Le 12 mai un arbre de belle taille est présenté à l'arboretum du Sénat. Il en sortira le 5 juin complètement transformé (c'est encore un olivier ?) et pour cause. Courant mai, le rapport Marescaux qui traite de la réforme des CHU est publié, il va être déversé au pied de l'arbre comme un accélérateur de croissance. Ensuite, les sénateurs-paysagistes vont battre le record du débat le plus long en discutant durant 15 jours de 1108 amendements qui sont autant de potentiels coups de sécateurs ou de greffes. Ils font passer le nombre de branches de 68 à 135. C'est plus un olivier, c'est un séquoïa mutant avec des branches de toutes sortes ! Au passage, la branche 20 qui portera les fruits de la biologie médicale a été remaniée avec notamment un bourgeon qui va interdire les SA et SARL . Du coup les députés-jardiniers se mettent en colère car il ne reconnaissent plus l'arbre qu'ils avaient taillé. Rendez-vous est donc pris le 16 juin entre une délégation de jardiniers et de paysagistes (la commission mixte paritaire) pour examiner les désaccords sur la taille. L'arbre est ensuite renvoyé devant la pépinière et l'arborétum où il sera bien entendu admiré et applaudi.
Cependant, vers le 2 juillet, au moment où il devait revenir au Ministère, certains jardiniers et paysagistes se rebellent et saisissent le Conseil de la Nature en mettant en cause le caractère mutant et non-naturel de cet arbre imposant. Tout le monde retient son souffle, allait-on l'abattre sur pied après tant de mois de bataille pour le faire grandir et le tailler ? Le 16 juillet, le Conseil rejette le recours et tout le monde peut souffler.
Le 22 juillet, le journal officiel publie la description exacte de l'arbre avec quelques surprises concernant la dénomination des branches. Celle que les biologistes suivent depuis le début porte désormais le numéro 69. Le séquoïa mutant peut ainsi rejoindre donc la forêt législative (qui mérite une sacré entretien mais ça c'est une autre histoire).

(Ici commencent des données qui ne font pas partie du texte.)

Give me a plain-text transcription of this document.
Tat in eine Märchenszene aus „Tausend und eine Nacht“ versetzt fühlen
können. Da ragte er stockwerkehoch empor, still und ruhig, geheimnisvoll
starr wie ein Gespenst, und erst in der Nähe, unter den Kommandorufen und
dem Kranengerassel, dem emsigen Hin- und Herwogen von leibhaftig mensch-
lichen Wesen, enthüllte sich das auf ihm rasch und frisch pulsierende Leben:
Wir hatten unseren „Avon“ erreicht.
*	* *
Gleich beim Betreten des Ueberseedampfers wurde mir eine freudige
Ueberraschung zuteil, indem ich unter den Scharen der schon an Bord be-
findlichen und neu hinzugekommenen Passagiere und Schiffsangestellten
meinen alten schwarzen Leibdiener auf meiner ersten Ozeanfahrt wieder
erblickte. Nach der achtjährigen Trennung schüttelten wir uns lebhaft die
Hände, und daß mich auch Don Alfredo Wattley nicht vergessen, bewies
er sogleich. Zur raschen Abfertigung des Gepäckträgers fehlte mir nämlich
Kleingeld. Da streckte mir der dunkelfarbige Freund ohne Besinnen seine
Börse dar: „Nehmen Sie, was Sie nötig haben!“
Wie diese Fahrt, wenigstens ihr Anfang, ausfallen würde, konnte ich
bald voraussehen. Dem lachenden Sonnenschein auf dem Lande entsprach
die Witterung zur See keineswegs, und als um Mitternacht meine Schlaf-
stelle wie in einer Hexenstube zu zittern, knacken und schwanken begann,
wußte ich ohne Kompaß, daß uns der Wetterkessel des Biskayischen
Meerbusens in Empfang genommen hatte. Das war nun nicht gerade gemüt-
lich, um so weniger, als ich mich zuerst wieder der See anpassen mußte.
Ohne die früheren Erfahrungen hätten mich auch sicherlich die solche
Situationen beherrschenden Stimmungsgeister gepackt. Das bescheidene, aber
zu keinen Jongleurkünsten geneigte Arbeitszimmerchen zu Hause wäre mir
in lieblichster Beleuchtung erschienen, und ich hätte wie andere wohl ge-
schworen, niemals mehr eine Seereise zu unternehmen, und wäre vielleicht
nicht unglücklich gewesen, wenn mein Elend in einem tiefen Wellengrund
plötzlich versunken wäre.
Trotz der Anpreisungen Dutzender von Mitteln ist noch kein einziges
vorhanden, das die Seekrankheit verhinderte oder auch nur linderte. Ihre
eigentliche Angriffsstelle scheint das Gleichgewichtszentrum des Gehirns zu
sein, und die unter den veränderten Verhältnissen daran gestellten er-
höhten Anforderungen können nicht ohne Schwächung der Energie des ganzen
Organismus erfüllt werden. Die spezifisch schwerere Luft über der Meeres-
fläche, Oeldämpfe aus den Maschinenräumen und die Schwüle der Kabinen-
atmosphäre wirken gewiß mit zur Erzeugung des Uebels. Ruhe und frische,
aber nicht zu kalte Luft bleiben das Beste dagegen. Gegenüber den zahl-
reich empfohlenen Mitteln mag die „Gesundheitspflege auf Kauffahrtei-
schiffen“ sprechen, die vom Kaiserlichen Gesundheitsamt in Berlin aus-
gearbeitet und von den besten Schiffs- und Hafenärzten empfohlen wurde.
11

Les professions de santé attendent impatiemment que le Ministère s'en occupe et présente les petits (décrets d'application) et surtout les gros fruits (ordonnances).
Papa ! Papa ! Réveille-toi, c'est l'heure ! Tu as promis de nous emmener à la piscine !
Mince alors ! Ce n'était qu'un rêve.
Les siestes provençales du mois d'août berçées par les cigales et le bruissement des feuillages ne sont plus ce qu'elles étaient. Néanmoins ce songe a eu le mérite de me faire pencher sur une morphogenèse végétale de la loi HPST, plus amusante à écrire (peut-pas à lire !) qu'un aride historique.